This just in: sometimes, life after cancer completely sucks.
I try not to spend a whole lot of time here feeling sorry for myself, or bitching about how hard my life has been since my diagnosis. The truth is, most of the time I feel great – physically and emotionally. Still there are those (thankfully) rare occasions when I want to scream and break things. There are times when I cry. Hard.
Yesterday was one of those days. The details don’t much matter. Let’s just say that to my mind, there are few things more painful for a survivor than feeling unsupported, feeling that people you expect to “have your back” don’t quite recognize the shit storm that life after cancer can be.
But thank the gods for great husbands, running shoes and iPods. After an unplanned evening run, my equilibrium was restored and I managed to wake up this morning and fight another day.
Life is funny, though, and no sooner did I return from my long day in court this afternoon than I learned that one of my most beloved fellow warriors was, just last night, in the grip of her own version of the survivor’s shit storm. It simultaneously breaks and warms my heart: I recognize the commonality of our struggles, and I want nothing more than to hug her and let her know that I really, truly understand, to relieve some of her suffering. But at the same time, I feel the way in which our shared adversity actually gives me strength.

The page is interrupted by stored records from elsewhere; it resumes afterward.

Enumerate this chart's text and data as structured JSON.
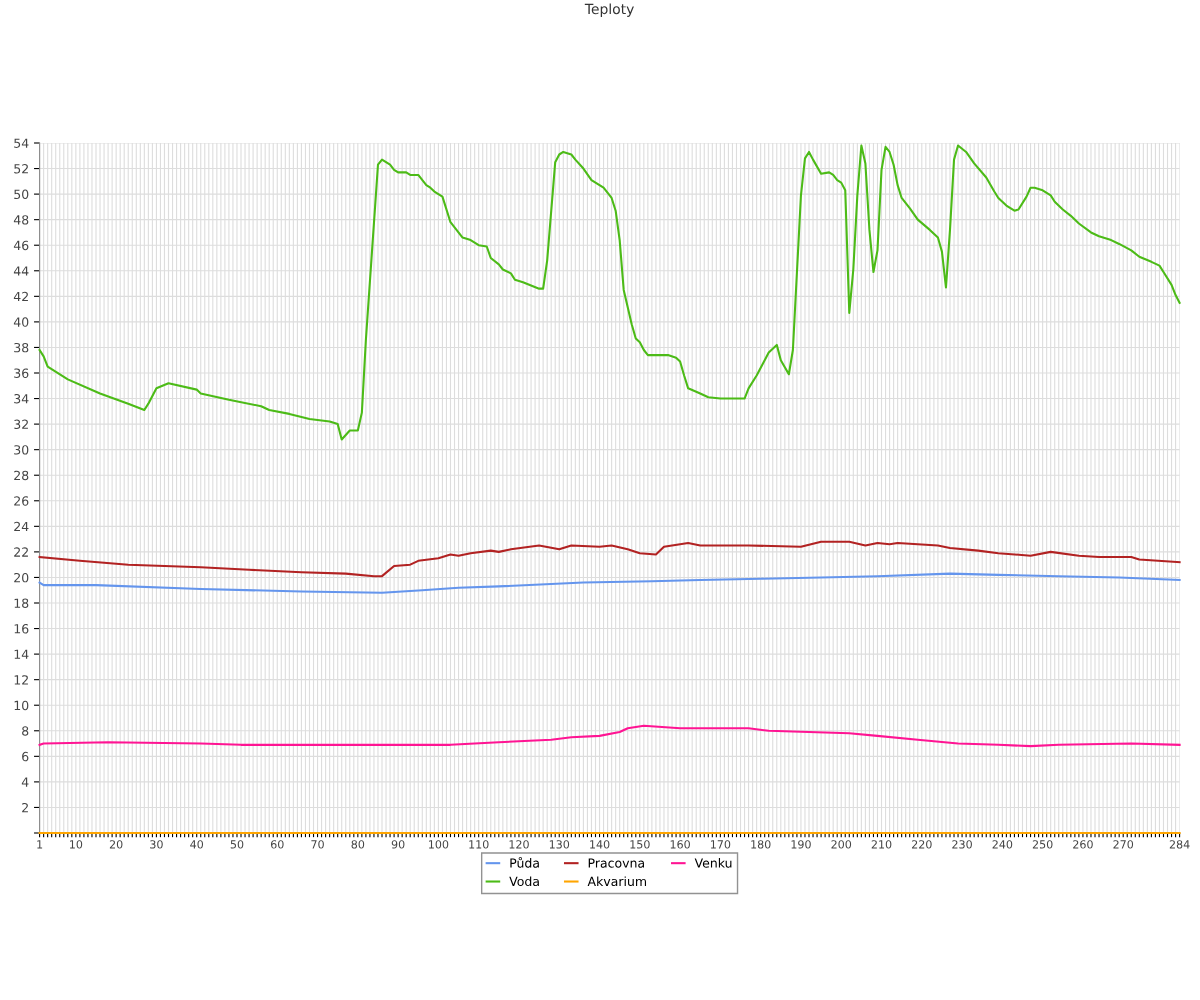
{
  "chart_data": {
    "type": "line",
    "title": "Teploty",
    "xlim": [
      1,
      284
    ],
    "ylim": [
      0,
      54
    ],
    "xticks": [
      1,
      {
        "value": 2,
        "label": null
      },
      {
        "value": 3,
        "label": null
      },
      {
        "value": 4,
        "label": null
      },
      {
        "value": 5,
        "label": null
      },
      {
        "value": 6,
        "label": null
      },
      {
        "value": 7,
        "label": null
      },
      {
        "value": 8,
        "label": null
      },
      {
        "value": 9,
        "label": null
      },
      10,
      {
        "value": 11,
        "label": null
      },
      {
        "value": 12,
        "label": null
      },
      {
        "value": 13,
        "label": null
      },
      {
        "value": 14,
        "label": null
      },
      {
        "value": 15,
        "label": null
      },
      {
        "value": 16,
        "label": null
      },
      {
        "value": 17,
        "label": null
      },
      {
        "value": 18,
        "label": null
      },
      {
        "value": 19,
        "label": null
      },
      20,
      {
        "value": 21,
        "label": null
      },
      {
        "value": 22,
        "label": null
      },
      {
        "value": 23,
        "label": null
      },
      {
        "value": 24,
        "label": null
      },
      {
        "value": 25,
        "label": null
      },
      {
        "value": 26,
        "label": null
      },
      {
        "value": 27,
        "label": null
      },
      {
        "value": 28,
        "label": null
      },
      {
        "value": 29,
        "label": null
      },
      30,
      {
        "value": 31,
        "label": null
      },
      {
        "value": 32,
        "label": null
      },
      {
        "value": 33,
        "label": null
      },
      {
        "value": 34,
        "label": null
      },
      {
        "value": 35,
        "label": null
      },
      {
        "value": 36,
        "label": null
      },
      {
        "value": 37,
        "label": null
      },
      {
        "value": 38,
        "label": null
      },
      {
        "value": 39,
        "label": null
      },
      40,
      {
        "value": 41,
        "label": null
      },
      {
        "value": 42,
        "label": null
      },
      {
        "value": 43,
        "label": null
      },
      {
        "value": 44,
        "label": null
      },
      {
        "value": 45,
        "label": null
      },
      {
        "value": 46,
        "label": null
      },
      {
        "value": 47,
        "label": null
      },
      {
        "value": 48,
        "label": null
      },
      {
        "value": 49,
        "label": null
      },
      50,
      {
        "value": 51,
        "label": null
      },
      {
        "value": 52,
        "label": null
      },
      {
        "value": 53,
        "label": null
      },
      {
        "value": 54,
        "label": null
      },
      {
        "value": 55,
        "label": null
      },
      {
        "value": 56,
        "label": null
      },
      {
        "value": 57,
        "label": null
      },
      {
        "value": 58,
        "label": null
      },
      {
        "value": 59,
        "label": null
      },
      60,
      {
        "value": 61,
        "label": null
      },
      {
        "value": 62,
        "label": null
      },
      {
        "value": 63,
        "label": null
      },
      {
        "value": 64,
        "label": null
      },
      {
        "value": 65,
        "label": null
      },
      {
        "value": 66,
        "label": null
      },
      {
        "value": 67,
        "label": null
      },
      {
        "value": 68,
        "label": null
      },
      {
        "value": 69,
        "label": null
      },
      70,
      {
        "value": 71,
        "label": null
      },
      {
        "value": 72,
        "label": null
      },
      {
        "value": 73,
        "label": null
      },
      {
        "value": 74,
        "label": null
      },
      {
        "value": 75,
        "label": null
      },
      {
        "value": 76,
        "label": null
      },
      {
        "value": 77,
        "label": null
      },
      {
        "value": 78,
        "label": null
      },
      {
        "value": 79,
        "label": null
      },
      80,
      {
        "value": 81,
        "label": null
      },
      {
        "value": 82,
        "label": null
      },
      {
        "value": 83,
        "label": null
      },
      {
        "value": 84,
        "label": null
      },
      {
        "value": 85,
        "label": null
      },
      {
        "value": 86,
        "label": null
      },
      {
        "value": 87,
        "label": null
      },
      {
        "value": 88,
        "label": null
      },
      {
        "value": 89,
        "label": null
      },
      90,
      {
        "value": 91,
        "label": null
      },
      {
        "value": 92,
        "label": null
      },
      {
        "value": 93,
        "label": null
      },
      {
        "value": 94,
        "label": null
      },
      {
        "value": 95,
        "label": null
      },
      {
        "value": 96,
        "label": null
      },
      {
        "value": 97,
        "label": null
      },
      {
        "value": 98,
        "label": null
      },
      {
        "value": 99,
        "label": null
      },
      100,
      {
        "value": 101,
        "label": null
      },
      {
        "value": 102,
        "label": null
      },
      {
        "value": 103,
        "label": null
      },
      {
        "value": 104,
        "label": null
      },
      {
        "value": 105,
        "label": null
      },
      {
        "value": 106,
        "label": null
      },
      {
        "value": 107,
        "label": null
      },
      {
        "value": 108,
        "label": null
      },
      {
        "value": 109,
        "label": null
      },
      110,
      {
        "value": 111,
        "label": null
      },
      {
        "value": 112,
        "label": null
      },
      {
        "value": 113,
        "label": null
      },
      {
        "value": 114,
        "label": null
      },
      {
        "value": 115,
        "label": null
      },
      {
        "value": 116,
        "label": null
      },
      {
        "value": 117,
        "label": null
      },
      {
        "value": 118,
        "label": null
      },
      {
        "value": 119,
        "label": null
      },
      120,
      {
        "value": 121,
        "label": null
      },
      {
        "value": 122,
        "label": null
      },
      {
        "value": 123,
        "label": null
      },
      {
        "value": 124,
        "label": null
      },
      {
        "value": 125,
        "label": null
      },
      {
        "value": 126,
        "label": null
      },
      {
        "value": 127,
        "label": null
      },
      {
        "value": 128,
        "label": null
      },
      {
        "value": 129,
        "label": null
      },
      130,
      {
        "value": 131,
        "label": null
      },
      {
        "value": 132,
        "label": null
      },
      {
        "value": 133,
        "label": null
      },
      {
        "value": 134,
        "label": null
      },
      {
        "value": 135,
        "label": null
      },
      {
        "value": 136,
        "label": null
      },
      {
        "value": 137,
        "label": null
      },
      {
        "value": 138,
        "label": null
      },
      {
        "value": 139,
        "label": null
      },
      140,
      {
        "value": 141,
        "label": null
      },
      {
        "value": 142,
        "label": null
      },
      {
        "value": 143,
        "label": null
      },
      {
        "value": 144,
        "label": null
      },
      {
        "value": 145,
        "label": null
      },
      {
        "value": 146,
        "label": null
      },
      {
        "value": 147,
        "label": null
      },
      {
        "value": 148,
        "label": null
      },
      {
        "value": 149,
        "label": null
      },
      150,
      {
        "value": 151,
        "label": null
      },
      {
        "value": 152,
        "label": null
      },
      {
        "value": 153,
        "label": null
      },
      {
        "value": 154,
        "label": null
      },
      {
        "value": 155,
        "label": null
      },
      {
        "value": 156,
        "label": null
      },
      {
        "value": 157,
        "label": null
      },
      {
        "value": 158,
        "label": null
      },
      {
        "value": 159,
        "label": null
      },
      160,
      {
        "value": 161,
        "label": null
      },
      {
        "value": 162,
        "label": null
      },
      {
        "value": 163,
        "label": null
      },
      {
        "value": 164,
        "label": null
      },
      {
        "value": 165,
        "label": null
      },
      {
        "value": 166,
        "label": null
      },
      {
        "value": 167,
        "label": null
      },
      {
        "value": 168,
        "label": null
      },
      {
        "value": 169,
        "label": null
      },
      170,
      {
        "value": 171,
        "label": null
      },
      {
        "value": 172,
        "label": null
      },
      {
        "value": 173,
        "label": null
      },
      {
        "value": 174,
        "label": null
      },
      {
        "value": 175,
        "label": null
      },
      {
        "value": 176,
        "label": null
      },
      {
        "value": 177,
        "label": null
      },
      {
        "value": 178,
        "label": null
      },
      {
        "value": 179,
        "label": null
      },
      180,
      {
        "value": 181,
        "label": null
      },
      {
        "value": 182,
        "label": null
      },
      {
        "value": 183,
        "label": null
      },
      {
        "value": 184,
        "label": null
      },
      {
        "value": 185,
        "label": null
      },
      {
        "value": 186,
        "label": null
      },
      {
        "value": 187,
        "label": null
      },
      {
        "value": 188,
        "label": null
      },
      {
        "value": 189,
        "label": null
      },
      190,
      {
        "value": 191,
        "label": null
      },
      {
        "value": 192,
        "label": null
      },
      {
        "value": 193,
        "label": null
      },
      {
        "value": 194,
        "label": null
      },
      {
        "value": 195,
        "label": null
      },
      {
        "value": 196,
        "label": null
      },
      {
        "value": 197,
        "label": null
      },
      {
        "value": 198,
        "label": null
      },
      {
        "value": 199,
        "label": null
      },
      200,
      {
        "value": 201,
        "label": null
      },
      {
        "value": 202,
        "label": null
      },
      {
        "value": 203,
        "label": null
      },
      {
        "value": 204,
        "label": null
      },
      {
        "value": 205,
        "label": null
      },
      {
        "value": 206,
        "label": null
      },
      {
        "value": 207,
        "label": null
      },
      {
        "value": 208,
        "label": null
      },
      {
        "value": 209,
        "label": null
      },
      210,
      {
        "value": 211,
        "label": null
      },
      {
        "value": 212,
        "label": null
      },
      {
        "value": 213,
        "label": null
      },
      {
        "value": 214,
        "label": null
      },
      {
        "value": 215,
        "label": null
      },
      {
        "value": 216,
        "label": null
      },
      {
        "value": 217,
        "label": null
      },
      {
        "value": 218,
        "label": null
      },
      {
        "value": 219,
        "label": null
      },
      220,
      {
        "value": 221,
        "label": null
      },
      {
        "value": 222,
        "label": null
      },
      {
        "value": 223,
        "label": null
      },
      {
        "value": 224,
        "label": null
      },
      {
        "value": 225,
        "label": null
      },
      {
        "value": 226,
        "label": null
      },
      {
        "value": 227,
        "label": null
      },
      {
        "value": 228,
        "label": null
      },
      {
        "value": 229,
        "label": null
      },
      230,
      {
        "value": 231,
        "label": null
      },
      {
        "value": 232,
        "label": null
      },
      {
        "value": 233,
        "label": null
      },
      {
        "value": 234,
        "label": null
      },
      {
        "value": 235,
        "label": null
      },
      {
        "value": 236,
        "label": null
      },
      {
        "value": 237,
        "label": null
      },
      {
        "value": 238,
        "label": null
      },
      {
        "value": 239,
        "label": null
      },
      240,
      {
        "value": 241,
        "label": null
      },
      {
        "value": 242,
        "label": null
      },
      {
        "value": 243,
        "label": null
      },
      {
        "value": 244,
        "label": null
      },
      {
        "value": 245,
        "label": null
      },
      {
        "value": 246,
        "label": null
      },
      {
        "value": 247,
        "label": null
      },
      {
        "value": 248,
        "label": null
      },
      {
        "value": 249,
        "label": null
      },
      250,
      {
        "value": 251,
        "label": null
      },
      {
        "value": 252,
        "label": null
      },
      {
        "value": 253,
        "label": null
      },
      {
        "value": 254,
        "label": null
      },
      {
        "value": 255,
        "label": null
      },
      {
        "value": 256,
        "label": null
      },
      {
        "value": 257,
        "label": null
      },
      {
        "value": 258,
        "label": null
      },
      {
        "value": 259,
        "label": null
      },
      260,
      {
        "value": 261,
        "label": null
      },
      {
        "value": 262,
        "label": null
      },
      {
        "value": 263,
        "label": null
      },
      {
        "value": 264,
        "label": null
      },
      {
        "value": 265,
        "label": null
      },
      {
        "value": 266,
        "label": null
      },
      {
        "value": 267,
        "label": null
      },
      {
        "value": 268,
        "label": null
      },
      {
        "value": 269,
        "label": null
      },
      270,
      {
        "value": 271,
        "label": null
      },
      {
        "value": 272,
        "label": null
      },
      {
        "value": 273,
        "label": null
      },
      {
        "value": 274,
        "label": null
      },
      {
        "value": 275,
        "label": null
      },
      {
        "value": 276,
        "label": null
      },
      {
        "value": 277,
        "label": null
      },
      {
        "value": 278,
        "label": null
      },
      {
        "value": 279,
        "label": null
      },
      {
        "value": 280,
        "label": null
      },
      {
        "value": 281,
        "label": null
      },
      {
        "value": 282,
        "label": null
      },
      {
        "value": 283,
        "label": null
      },
      284
    ],
    "yticks": [
      {
        "value": 0,
        "label": null
      },
      2,
      4,
      6,
      8,
      10,
      12,
      14,
      16,
      18,
      20,
      22,
      24,
      26,
      28,
      30,
      32,
      34,
      36,
      38,
      40,
      42,
      44,
      46,
      48,
      50,
      52,
      54
    ],
    "grid": true,
    "legend": "bottom",
    "marker": "none",
    "line_style": "solid",
    "series": [
      {
        "name": "Půda",
        "color": "#6495ed",
        "x": [
          1,
          2,
          15,
          41,
          66,
          86,
          96,
          105,
          115,
          136,
          153,
          165,
          180,
          195,
          209,
          227,
          239,
          254,
          269,
          284
        ],
        "values": [
          19.6,
          19.4,
          19.4,
          19.1,
          18.9,
          18.8,
          19.0,
          19.2,
          19.3,
          19.6,
          19.7,
          19.8,
          19.9,
          20.0,
          20.1,
          20.3,
          20.2,
          20.1,
          20.0,
          19.8
        ]
      },
      {
        "name": "Voda",
        "color": "#4cbb17",
        "x": [
          1,
          2,
          3,
          8,
          16,
          23,
          27,
          28,
          30,
          33,
          40,
          41,
          48,
          56,
          58,
          63,
          68,
          73,
          75,
          76,
          78,
          80,
          81,
          82,
          85,
          86,
          88,
          89,
          90,
          92,
          93,
          95,
          97,
          98,
          99,
          101,
          103,
          106,
          108,
          110,
          112,
          113,
          115,
          116,
          118,
          119,
          121,
          125,
          126,
          127,
          129,
          130,
          131,
          133,
          134,
          136,
          138,
          140,
          141,
          143,
          144,
          145,
          146,
          148,
          149,
          150,
          151,
          152,
          157,
          159,
          160,
          161,
          162,
          165,
          167,
          170,
          176,
          177,
          179,
          181,
          182,
          184,
          185,
          187,
          188,
          190,
          191,
          192,
          193,
          195,
          197,
          198,
          199,
          200,
          201,
          202,
          203,
          204,
          205,
          206,
          207,
          208,
          209,
          210,
          211,
          212,
          213,
          214,
          215,
          217,
          219,
          222,
          224,
          225,
          226,
          227,
          228,
          229,
          231,
          233,
          236,
          238,
          239,
          241,
          243,
          244,
          246,
          247,
          248,
          250,
          252,
          253,
          255,
          257,
          259,
          262,
          264,
          267,
          269,
          272,
          274,
          277,
          279,
          280,
          282,
          283,
          284
        ],
        "values": [
          37.8,
          37.3,
          36.5,
          35.5,
          34.4,
          33.6,
          33.1,
          33.6,
          34.8,
          35.2,
          34.7,
          34.4,
          33.9,
          33.4,
          33.1,
          32.8,
          32.4,
          32.2,
          32.0,
          30.8,
          31.5,
          31.5,
          32.9,
          38.6,
          52.3,
          52.7,
          52.3,
          51.9,
          51.7,
          51.7,
          51.5,
          51.5,
          50.7,
          50.5,
          50.2,
          49.8,
          47.8,
          46.6,
          46.4,
          46.0,
          45.9,
          45.0,
          44.5,
          44.1,
          43.8,
          43.3,
          43.1,
          42.6,
          42.6,
          44.8,
          52.5,
          53.1,
          53.3,
          53.1,
          52.7,
          52.0,
          51.1,
          50.7,
          50.5,
          49.7,
          48.7,
          46.4,
          42.5,
          39.8,
          38.7,
          38.4,
          37.8,
          37.4,
          37.4,
          37.2,
          36.9,
          35.8,
          34.8,
          34.4,
          34.1,
          34.0,
          34.0,
          34.8,
          35.8,
          37.0,
          37.6,
          38.2,
          37.0,
          35.9,
          37.8,
          49.9,
          52.8,
          53.3,
          52.7,
          51.6,
          51.7,
          51.5,
          51.1,
          50.9,
          50.3,
          40.7,
          44.1,
          49.9,
          53.8,
          52.4,
          47.2,
          43.9,
          45.6,
          51.9,
          53.7,
          53.3,
          52.3,
          50.7,
          49.7,
          48.9,
          48.0,
          47.2,
          46.6,
          45.5,
          42.7,
          47.2,
          52.7,
          53.8,
          53.3,
          52.4,
          51.3,
          50.2,
          49.7,
          49.1,
          48.7,
          48.8,
          49.8,
          50.5,
          50.5,
          50.3,
          49.9,
          49.4,
          48.8,
          48.3,
          47.7,
          47.0,
          46.7,
          46.4,
          46.1,
          45.6,
          45.1,
          44.7,
          44.4,
          43.9,
          42.9,
          42.1,
          41.5
        ]
      },
      {
        "name": "Pracovna",
        "color": "#b22222",
        "x": [
          1,
          11,
          23,
          41,
          53,
          66,
          77,
          84,
          86,
          89,
          93,
          95,
          100,
          103,
          105,
          108,
          113,
          115,
          118,
          125,
          130,
          133,
          140,
          143,
          147,
          150,
          154,
          156,
          162,
          165,
          177,
          190,
          195,
          202,
          206,
          209,
          212,
          214,
          224,
          227,
          234,
          239,
          247,
          252,
          259,
          264,
          272,
          274,
          284
        ],
        "values": [
          21.6,
          21.3,
          21.0,
          20.8,
          20.6,
          20.4,
          20.3,
          20.1,
          20.1,
          20.9,
          21.0,
          21.3,
          21.5,
          21.8,
          21.7,
          21.9,
          22.1,
          22.0,
          22.2,
          22.5,
          22.2,
          22.5,
          22.4,
          22.5,
          22.2,
          21.9,
          21.8,
          22.4,
          22.7,
          22.5,
          22.5,
          22.4,
          22.8,
          22.8,
          22.5,
          22.7,
          22.6,
          22.7,
          22.5,
          22.3,
          22.1,
          21.9,
          21.7,
          22.0,
          21.7,
          21.6,
          21.6,
          21.4,
          21.2
        ]
      },
      {
        "name": "Akvarium",
        "color": "#ffa500",
        "x": [
          1,
          284
        ],
        "values": [
          0,
          0
        ]
      },
      {
        "name": "Venku",
        "color": "#ff1493",
        "x": [
          1,
          2,
          18,
          41,
          51,
          66,
          103,
          115,
          128,
          133,
          140,
          145,
          147,
          151,
          160,
          165,
          177,
          182,
          202,
          209,
          219,
          229,
          239,
          247,
          254,
          272,
          284
        ],
        "values": [
          6.9,
          7.0,
          7.1,
          7.0,
          6.9,
          6.9,
          6.9,
          7.1,
          7.3,
          7.5,
          7.6,
          7.9,
          8.2,
          8.4,
          8.2,
          8.2,
          8.2,
          8.0,
          7.8,
          7.6,
          7.3,
          7.0,
          6.9,
          6.8,
          6.9,
          7.0,
          6.9
        ]
      }
    ]
  }
}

Little more than twenty-four hours ago, it felt like everything that I have endeavored to do over the course of my recovery has been an illusion. No matter how many miles I log on my bike or in my sneaks, I will never be able to bear a child. No matter how many rocks I climb, I will never escape my genetic mutation. No matter how many hours I sit and write and reflect, no matter how many people on Facebook “like” my posts, I will never be able to avoid going for GI scopes and check-ups and blood work. It will never end, and it will never change.
Yesterday, a creeping blackness descended; by day’s end, my heart hurt. Other than my valiant husband at my side, I felt completely alone. Most days, I want to in some way forget about my cancer. Yesterday, in my despair, what I really needed was a phalanx of love and support surrounding me. I needed to know that the most important people in my life understand in some fundamental way how fucking hard and painful so much of the last two-plus years has been.
The last thing I want is for my fellow fighters to be suffering, falling prey to the emotional undertow that is an inevitable part of survivorship. For all of them, I want nothing but love and strength and positivity. But I am not so naive. Instead, what buoys me, at the end of the day, and in those moments of darkness, is feeling everything that binds us together and allows us to keep moving forward, in spite of it all.